The news outlet RBK reported that the first refusals from Turkish customs to clear transit cargo of non-Turkish origin destined for Russia were recorded on March 6.
Reports state that cargoes of both EU and US origin are being blocked, whereas those of Turkish origin or not subject to sanctions are reportedly being cleared and delivered without problems.
According to a report by Bloomberg that cites a senior Turkish official, Ankara ordered a halt to the transit of sanctioned goods via the country starting March 1 in order to comply with EU sanctions against Russia. However, the Turkish authorities have so far not commented on the matter.
Russian diplomats in Türkiye are investigating the reasons for the transit of such goods being suspended, the Russian embassy in Ankara said on Friday.
“Currently, the embassy and trade mission are working to clarify the circumstances and reasons for the reported difficulties in the processing of trade transactions of a number of Russian companies,” the embassy’s press service said.
Analysts attribute Türkiye’s decision to the EU’s latest sanctions against Moscow. In the tenth sanctions package announced last month, Brussels banned exports of dual-use goods to Russia. Türkiye is part of the EU’s Community Customs Union, in which cargo clearance takes place under EU rules, and, accordingly, in compliance with Brussels’ sanctions.

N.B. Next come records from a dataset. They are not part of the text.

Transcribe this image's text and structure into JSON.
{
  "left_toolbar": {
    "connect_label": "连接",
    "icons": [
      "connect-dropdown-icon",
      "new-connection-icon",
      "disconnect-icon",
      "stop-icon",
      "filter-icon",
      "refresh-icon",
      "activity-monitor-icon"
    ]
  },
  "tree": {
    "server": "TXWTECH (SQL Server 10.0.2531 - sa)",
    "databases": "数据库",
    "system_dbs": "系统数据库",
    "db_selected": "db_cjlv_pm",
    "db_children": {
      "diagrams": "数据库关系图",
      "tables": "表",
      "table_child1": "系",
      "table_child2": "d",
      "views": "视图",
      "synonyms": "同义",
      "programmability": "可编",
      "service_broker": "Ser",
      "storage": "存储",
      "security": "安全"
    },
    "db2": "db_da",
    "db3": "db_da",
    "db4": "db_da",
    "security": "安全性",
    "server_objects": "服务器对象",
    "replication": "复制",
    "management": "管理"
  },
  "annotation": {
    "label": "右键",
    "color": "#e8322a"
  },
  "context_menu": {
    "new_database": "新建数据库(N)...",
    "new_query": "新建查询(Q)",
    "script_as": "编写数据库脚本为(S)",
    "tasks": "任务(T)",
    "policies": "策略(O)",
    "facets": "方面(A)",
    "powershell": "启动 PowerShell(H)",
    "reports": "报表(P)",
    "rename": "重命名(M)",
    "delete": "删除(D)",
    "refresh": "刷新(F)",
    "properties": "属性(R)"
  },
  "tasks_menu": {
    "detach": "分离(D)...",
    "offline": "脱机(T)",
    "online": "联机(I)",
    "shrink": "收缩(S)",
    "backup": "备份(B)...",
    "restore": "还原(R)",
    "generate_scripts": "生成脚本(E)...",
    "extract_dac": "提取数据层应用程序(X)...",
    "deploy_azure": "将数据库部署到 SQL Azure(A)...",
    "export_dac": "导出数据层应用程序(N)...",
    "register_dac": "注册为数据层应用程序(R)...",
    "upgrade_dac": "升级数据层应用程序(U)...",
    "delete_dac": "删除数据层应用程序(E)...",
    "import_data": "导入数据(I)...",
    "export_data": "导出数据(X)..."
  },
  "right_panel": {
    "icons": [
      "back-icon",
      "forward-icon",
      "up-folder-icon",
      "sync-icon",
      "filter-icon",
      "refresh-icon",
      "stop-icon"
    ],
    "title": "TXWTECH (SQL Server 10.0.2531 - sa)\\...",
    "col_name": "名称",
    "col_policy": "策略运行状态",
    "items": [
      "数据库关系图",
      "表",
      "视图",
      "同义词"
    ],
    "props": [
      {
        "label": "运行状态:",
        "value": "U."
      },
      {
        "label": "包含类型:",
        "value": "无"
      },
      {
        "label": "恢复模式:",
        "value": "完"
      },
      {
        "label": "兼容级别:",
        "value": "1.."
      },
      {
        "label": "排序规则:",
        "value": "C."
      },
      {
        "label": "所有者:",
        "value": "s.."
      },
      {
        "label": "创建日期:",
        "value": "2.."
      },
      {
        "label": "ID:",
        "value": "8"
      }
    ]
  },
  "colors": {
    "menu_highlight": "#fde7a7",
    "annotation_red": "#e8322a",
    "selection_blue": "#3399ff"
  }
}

However, Türkiye did not impose sanctions against Russia, and has not issued any official notifications that the transit of goods would be blocked. On March 1, Turkish Foreign Minister Mevlut Cavusoglu said that Ankara would not be joining anti-Russia sanctions under external pressure.
Some analysts believe the transit halt is the result of the recent visit of US Secretary of State Antony Blinken to Türkiye. Washington has long been pressuring Ankara to distance itself from Russia, warning of secondary sanctions against Turkish companies for violating the restrictions against Moscow.
On the other hand, some experts claim that technical reasons may be to blame. Türkiye uses the EU’s electronic document management system, the NCTS, for transit operations, which was recently updated in accordance with the new sanctions. This update may have been causing problems with cargo clearance.